A wave of cyberattacks on airports and airlines have disrupted operations and exposed passenger data, raising concerns about whether aviation security can adapt to increasingly sophisticated threats.
On September 19, a cyberattack hit major European airports, including Heathrow, Brussels and Berlin.
The incident affected the multi-user system environment (Muse) software of Collins Aerospace which is used by multiple airlines at check-in desks and boarding gates. This resulted in longer queues and wait times as passengers had to be boarded manually.
The European Union Agency for Cybersecurity said the attack was caused by ransomware, software that holds data until a ransom is paid.
Over the past five months several airlines also reported cybersecurity breaches, including Air France, KLM, Qantas, Hawaiian Airlines, WestJet and SAA.
“The incidents underscore the importance of continuous collaboration across the aviation ecosystem. Stakeholder engagement on cyber risks and intelligence sharing is critical for proactive responses that minimise potential impacts on passengers and airport stakeholders,” said Acsa in response to airport cyber security risks.
Complex systems
According to Prof Basie von Solms, Professor/Director at the Centre for Cyber Security at the University of Johannesburg, the reason we are seeing more cyber incidents is due to complex and interconnected systems.
“We are computing more things and putting more systems online. Operating these systems is so complex that nobody can really test it. It is just growing and the more it grows the less control you have over it. You have to constantly patch it, because there are always vulnerabilities, and cyber criminals make it their task to find out what those are,” said Von Solms.
AI has also contributed to the increase in these incidents. “Artificial intelligence makes many of these hacks, which were more difficult in the past, easier now. It's widely reported that cyber criminals are using AI more often to identify vulnerabilities and check different systems.

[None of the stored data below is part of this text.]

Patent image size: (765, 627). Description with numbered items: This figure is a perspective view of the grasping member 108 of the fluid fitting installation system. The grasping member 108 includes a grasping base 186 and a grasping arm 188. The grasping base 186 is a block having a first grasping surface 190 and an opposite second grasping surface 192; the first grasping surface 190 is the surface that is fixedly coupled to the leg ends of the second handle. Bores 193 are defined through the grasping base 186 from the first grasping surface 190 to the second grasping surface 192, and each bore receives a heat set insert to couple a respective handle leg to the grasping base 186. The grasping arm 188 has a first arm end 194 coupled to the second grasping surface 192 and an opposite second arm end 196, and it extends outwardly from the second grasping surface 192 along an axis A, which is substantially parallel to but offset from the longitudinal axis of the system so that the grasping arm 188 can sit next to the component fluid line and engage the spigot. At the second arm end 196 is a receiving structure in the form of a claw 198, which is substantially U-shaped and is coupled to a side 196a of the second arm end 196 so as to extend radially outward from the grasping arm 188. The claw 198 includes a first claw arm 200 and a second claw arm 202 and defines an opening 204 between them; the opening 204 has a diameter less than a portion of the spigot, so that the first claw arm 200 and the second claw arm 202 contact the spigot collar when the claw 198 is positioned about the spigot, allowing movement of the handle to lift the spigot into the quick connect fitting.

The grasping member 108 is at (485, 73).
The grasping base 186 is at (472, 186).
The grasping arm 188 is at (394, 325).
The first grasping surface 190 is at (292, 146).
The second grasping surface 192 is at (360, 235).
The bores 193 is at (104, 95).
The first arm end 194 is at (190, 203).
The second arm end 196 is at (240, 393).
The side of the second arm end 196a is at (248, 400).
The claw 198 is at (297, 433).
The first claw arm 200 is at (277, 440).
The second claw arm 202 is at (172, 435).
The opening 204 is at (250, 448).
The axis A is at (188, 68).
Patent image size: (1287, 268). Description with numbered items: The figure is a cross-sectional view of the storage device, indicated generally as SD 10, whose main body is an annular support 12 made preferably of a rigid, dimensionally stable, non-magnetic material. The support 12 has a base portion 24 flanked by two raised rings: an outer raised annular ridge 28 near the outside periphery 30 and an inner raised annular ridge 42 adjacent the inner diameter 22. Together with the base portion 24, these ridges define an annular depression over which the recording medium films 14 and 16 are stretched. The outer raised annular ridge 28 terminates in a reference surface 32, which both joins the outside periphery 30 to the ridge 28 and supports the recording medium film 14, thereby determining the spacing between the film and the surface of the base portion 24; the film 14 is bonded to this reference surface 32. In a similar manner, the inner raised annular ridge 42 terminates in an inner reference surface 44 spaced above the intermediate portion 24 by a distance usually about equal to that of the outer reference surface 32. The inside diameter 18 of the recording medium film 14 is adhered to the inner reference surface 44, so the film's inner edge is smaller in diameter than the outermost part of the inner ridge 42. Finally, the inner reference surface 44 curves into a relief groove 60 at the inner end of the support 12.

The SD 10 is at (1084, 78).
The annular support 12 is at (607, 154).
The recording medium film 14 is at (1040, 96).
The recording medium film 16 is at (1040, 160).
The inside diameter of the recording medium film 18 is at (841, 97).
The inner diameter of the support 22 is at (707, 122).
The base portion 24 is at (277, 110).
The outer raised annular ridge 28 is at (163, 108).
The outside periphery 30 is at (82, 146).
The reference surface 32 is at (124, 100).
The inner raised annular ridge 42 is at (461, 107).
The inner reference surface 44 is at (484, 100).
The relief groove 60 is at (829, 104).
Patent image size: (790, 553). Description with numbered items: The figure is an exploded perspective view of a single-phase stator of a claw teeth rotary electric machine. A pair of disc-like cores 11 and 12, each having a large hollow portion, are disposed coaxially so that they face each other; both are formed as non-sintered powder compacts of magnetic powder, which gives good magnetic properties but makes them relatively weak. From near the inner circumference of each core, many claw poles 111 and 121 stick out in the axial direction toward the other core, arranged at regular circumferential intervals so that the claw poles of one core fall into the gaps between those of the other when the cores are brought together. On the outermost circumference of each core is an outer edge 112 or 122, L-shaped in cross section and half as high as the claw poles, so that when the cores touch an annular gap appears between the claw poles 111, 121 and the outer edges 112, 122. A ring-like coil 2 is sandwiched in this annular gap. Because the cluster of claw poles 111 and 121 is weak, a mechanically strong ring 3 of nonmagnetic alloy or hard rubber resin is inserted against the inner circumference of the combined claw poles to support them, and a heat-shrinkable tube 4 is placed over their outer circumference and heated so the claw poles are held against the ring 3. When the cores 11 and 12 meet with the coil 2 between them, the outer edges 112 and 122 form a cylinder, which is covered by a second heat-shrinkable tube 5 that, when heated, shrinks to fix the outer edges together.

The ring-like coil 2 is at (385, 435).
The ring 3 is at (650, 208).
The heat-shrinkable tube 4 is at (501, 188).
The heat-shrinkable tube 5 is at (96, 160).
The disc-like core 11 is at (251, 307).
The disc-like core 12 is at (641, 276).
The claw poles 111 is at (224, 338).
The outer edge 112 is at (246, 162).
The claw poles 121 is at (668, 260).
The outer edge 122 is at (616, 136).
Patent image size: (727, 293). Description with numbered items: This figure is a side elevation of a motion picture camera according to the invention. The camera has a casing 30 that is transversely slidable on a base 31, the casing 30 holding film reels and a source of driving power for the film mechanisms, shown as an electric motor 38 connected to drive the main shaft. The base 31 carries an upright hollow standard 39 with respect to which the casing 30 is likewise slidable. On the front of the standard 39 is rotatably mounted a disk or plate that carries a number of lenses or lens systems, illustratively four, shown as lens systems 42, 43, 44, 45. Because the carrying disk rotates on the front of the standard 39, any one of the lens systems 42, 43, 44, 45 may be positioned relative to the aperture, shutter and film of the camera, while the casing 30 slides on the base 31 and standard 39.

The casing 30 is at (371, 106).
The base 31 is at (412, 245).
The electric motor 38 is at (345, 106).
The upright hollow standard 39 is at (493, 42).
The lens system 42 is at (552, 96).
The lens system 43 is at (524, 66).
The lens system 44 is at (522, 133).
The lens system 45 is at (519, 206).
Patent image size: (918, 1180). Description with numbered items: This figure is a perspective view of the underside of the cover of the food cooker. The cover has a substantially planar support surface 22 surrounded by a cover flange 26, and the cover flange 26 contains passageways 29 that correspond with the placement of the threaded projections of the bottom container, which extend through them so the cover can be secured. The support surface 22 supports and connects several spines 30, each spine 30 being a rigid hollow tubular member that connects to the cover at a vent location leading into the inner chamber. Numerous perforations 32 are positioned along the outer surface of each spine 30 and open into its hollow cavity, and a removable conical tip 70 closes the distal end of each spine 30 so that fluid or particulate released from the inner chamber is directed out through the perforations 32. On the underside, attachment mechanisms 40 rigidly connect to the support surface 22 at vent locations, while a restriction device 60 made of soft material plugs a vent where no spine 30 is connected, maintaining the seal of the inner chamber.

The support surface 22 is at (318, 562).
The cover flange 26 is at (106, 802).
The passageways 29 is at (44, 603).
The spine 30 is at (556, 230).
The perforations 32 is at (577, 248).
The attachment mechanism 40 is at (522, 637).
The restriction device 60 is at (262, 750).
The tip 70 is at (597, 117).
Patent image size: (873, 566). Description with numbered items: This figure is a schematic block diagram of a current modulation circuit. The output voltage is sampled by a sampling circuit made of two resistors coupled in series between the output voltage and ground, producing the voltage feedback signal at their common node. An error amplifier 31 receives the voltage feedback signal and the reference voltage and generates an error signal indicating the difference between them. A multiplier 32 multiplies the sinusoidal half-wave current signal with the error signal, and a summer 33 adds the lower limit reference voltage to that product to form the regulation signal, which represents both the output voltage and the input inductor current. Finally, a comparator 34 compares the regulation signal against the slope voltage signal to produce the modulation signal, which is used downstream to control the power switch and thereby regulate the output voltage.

It is just going to get worse,” he said.
Reliance on third parties
Airports and airlines often rely on third-party software they don’t control.
“If you use any system, it's probably using four or five other software systems that are integrated into the main one,” said Von Solms.
He said companies must ensure that third-party software suppliers that linked into their system were also secure. “Very often, they become the underbelly of your system and because vulnerabilities are found in third-party supply systems, they [hackers] eventually get into your system.”
Proactive measures
To prevent similar incidents from impacting South African airports, Acsa said it continued to strengthen its cybersecurity controls to mitigate and respond to potential threats. “Acsa has established the necessary capabilities for continuous detection, protection, and response to cyberattacks.”
The company regularly reviews and enhances its cybersecurity controls in line with national legislation and international regulations. “A dedicated Cybersecurity Operations Centre (CSOC) has been established to monitor threats and drive ongoing improvements aligned with global cybersecurity standards,” the group added.